LA CONSERVATION COMME REMPART

Heureusement, l’espèce n’a pas disparu de la surface de la planète grâce à des programmes spécifiques de conservation. Avec une cinquantaine d’autres institutions zoologiques, le Biodôme participe à maintenir une population captive saine de grenouille dorée. Une sorte de réserve. Le but ? Les réintroduire dans leur milieu naturel.

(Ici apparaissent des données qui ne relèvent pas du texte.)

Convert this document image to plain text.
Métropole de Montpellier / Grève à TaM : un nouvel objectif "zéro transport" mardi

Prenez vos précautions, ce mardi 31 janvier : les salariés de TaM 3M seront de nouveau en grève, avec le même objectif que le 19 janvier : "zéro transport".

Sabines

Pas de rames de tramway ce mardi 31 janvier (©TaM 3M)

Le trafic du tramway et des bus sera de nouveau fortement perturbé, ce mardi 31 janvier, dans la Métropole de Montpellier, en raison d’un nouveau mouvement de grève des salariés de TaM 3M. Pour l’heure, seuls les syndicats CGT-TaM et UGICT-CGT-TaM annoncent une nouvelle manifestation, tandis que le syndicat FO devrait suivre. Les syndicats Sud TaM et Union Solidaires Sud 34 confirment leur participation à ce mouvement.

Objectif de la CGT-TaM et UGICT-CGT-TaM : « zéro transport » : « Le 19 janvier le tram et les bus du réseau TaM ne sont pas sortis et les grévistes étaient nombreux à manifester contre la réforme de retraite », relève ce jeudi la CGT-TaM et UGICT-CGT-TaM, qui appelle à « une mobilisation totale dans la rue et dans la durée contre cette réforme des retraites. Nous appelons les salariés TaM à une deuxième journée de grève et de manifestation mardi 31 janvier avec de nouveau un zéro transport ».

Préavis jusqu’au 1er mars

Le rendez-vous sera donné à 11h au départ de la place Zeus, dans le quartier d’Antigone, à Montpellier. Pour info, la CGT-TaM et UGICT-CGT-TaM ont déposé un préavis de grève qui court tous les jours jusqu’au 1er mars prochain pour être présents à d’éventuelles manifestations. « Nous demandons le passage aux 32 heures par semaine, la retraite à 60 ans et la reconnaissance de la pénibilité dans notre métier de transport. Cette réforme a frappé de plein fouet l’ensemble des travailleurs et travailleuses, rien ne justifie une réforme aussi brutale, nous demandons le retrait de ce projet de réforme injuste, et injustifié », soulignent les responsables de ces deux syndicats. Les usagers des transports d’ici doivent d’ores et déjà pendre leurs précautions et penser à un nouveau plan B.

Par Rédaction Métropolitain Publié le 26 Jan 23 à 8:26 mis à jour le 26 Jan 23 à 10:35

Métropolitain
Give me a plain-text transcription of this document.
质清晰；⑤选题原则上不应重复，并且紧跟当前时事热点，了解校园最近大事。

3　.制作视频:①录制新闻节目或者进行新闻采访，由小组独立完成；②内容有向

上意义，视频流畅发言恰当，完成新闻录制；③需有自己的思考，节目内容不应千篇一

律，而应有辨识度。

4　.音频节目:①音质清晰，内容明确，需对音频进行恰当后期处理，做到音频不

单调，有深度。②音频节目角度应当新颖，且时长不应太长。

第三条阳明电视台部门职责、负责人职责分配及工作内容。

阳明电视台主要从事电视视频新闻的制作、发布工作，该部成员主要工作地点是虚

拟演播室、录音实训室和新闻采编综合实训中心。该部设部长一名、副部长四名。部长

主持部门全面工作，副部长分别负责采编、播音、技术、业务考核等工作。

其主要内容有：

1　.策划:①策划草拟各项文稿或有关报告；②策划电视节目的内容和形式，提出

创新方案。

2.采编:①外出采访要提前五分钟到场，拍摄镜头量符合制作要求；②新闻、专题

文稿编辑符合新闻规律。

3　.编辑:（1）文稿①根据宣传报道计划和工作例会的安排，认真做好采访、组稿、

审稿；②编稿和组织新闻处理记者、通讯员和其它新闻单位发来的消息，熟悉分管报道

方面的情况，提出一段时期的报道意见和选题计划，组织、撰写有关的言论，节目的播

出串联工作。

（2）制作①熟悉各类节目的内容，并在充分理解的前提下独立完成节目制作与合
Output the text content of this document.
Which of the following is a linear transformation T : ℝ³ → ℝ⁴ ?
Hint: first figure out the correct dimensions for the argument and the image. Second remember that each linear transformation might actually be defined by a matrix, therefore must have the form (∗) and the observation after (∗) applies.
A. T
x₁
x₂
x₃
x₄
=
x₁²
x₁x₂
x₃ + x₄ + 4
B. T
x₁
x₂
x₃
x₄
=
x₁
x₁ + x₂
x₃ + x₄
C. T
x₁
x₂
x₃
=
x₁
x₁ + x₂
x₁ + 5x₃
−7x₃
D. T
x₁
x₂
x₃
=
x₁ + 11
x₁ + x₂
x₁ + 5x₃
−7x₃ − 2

Plus localement, la tortue des bois est désignée comme vulnérable. Depuis 2014, l’espèce fait partie d’un plan de rétablissement chapeauté par Espace pour la vie et le ministère des Forêts, de la Faune et des Parcs (MFFP). L’objectif est d’augmenter son faible taux de survie durant sa première année. Le principe est simple : les équipes du MFFP collectent des œufs et les font éclore. Les bébés sont ensuite transférés au Biodôme pour un ou deux ans, le temps d’être nourris et suivis par une équipe de soins animaliers et d’atteindre un poids jugé suffisant. Puis, les tortues sont relâchées dans la nature, près du site de ponte.

Le moment est venu de se questionner sur nos choix et de modifier ceux qui sont à notre portée pour aider à protéger la biodiversité. Par exemple, opter pour des produits en vrac ou éviter le plastique à usage unique pour limiter la pollution dans les océans qui blessent ou étouffent de nombreux animaux marins. On peut aussi préférer une pâte à tartiner sans huile de palme, et ainsi donner un coup de pouce aux orangs-outangs qui voient leurs forêts indonésiennes partir en fumée à cause des plantations de palmiers à huile. « On a tous et toutes un rôle à jouer pour protéger la biodiversité », assure Évelyne Daigle.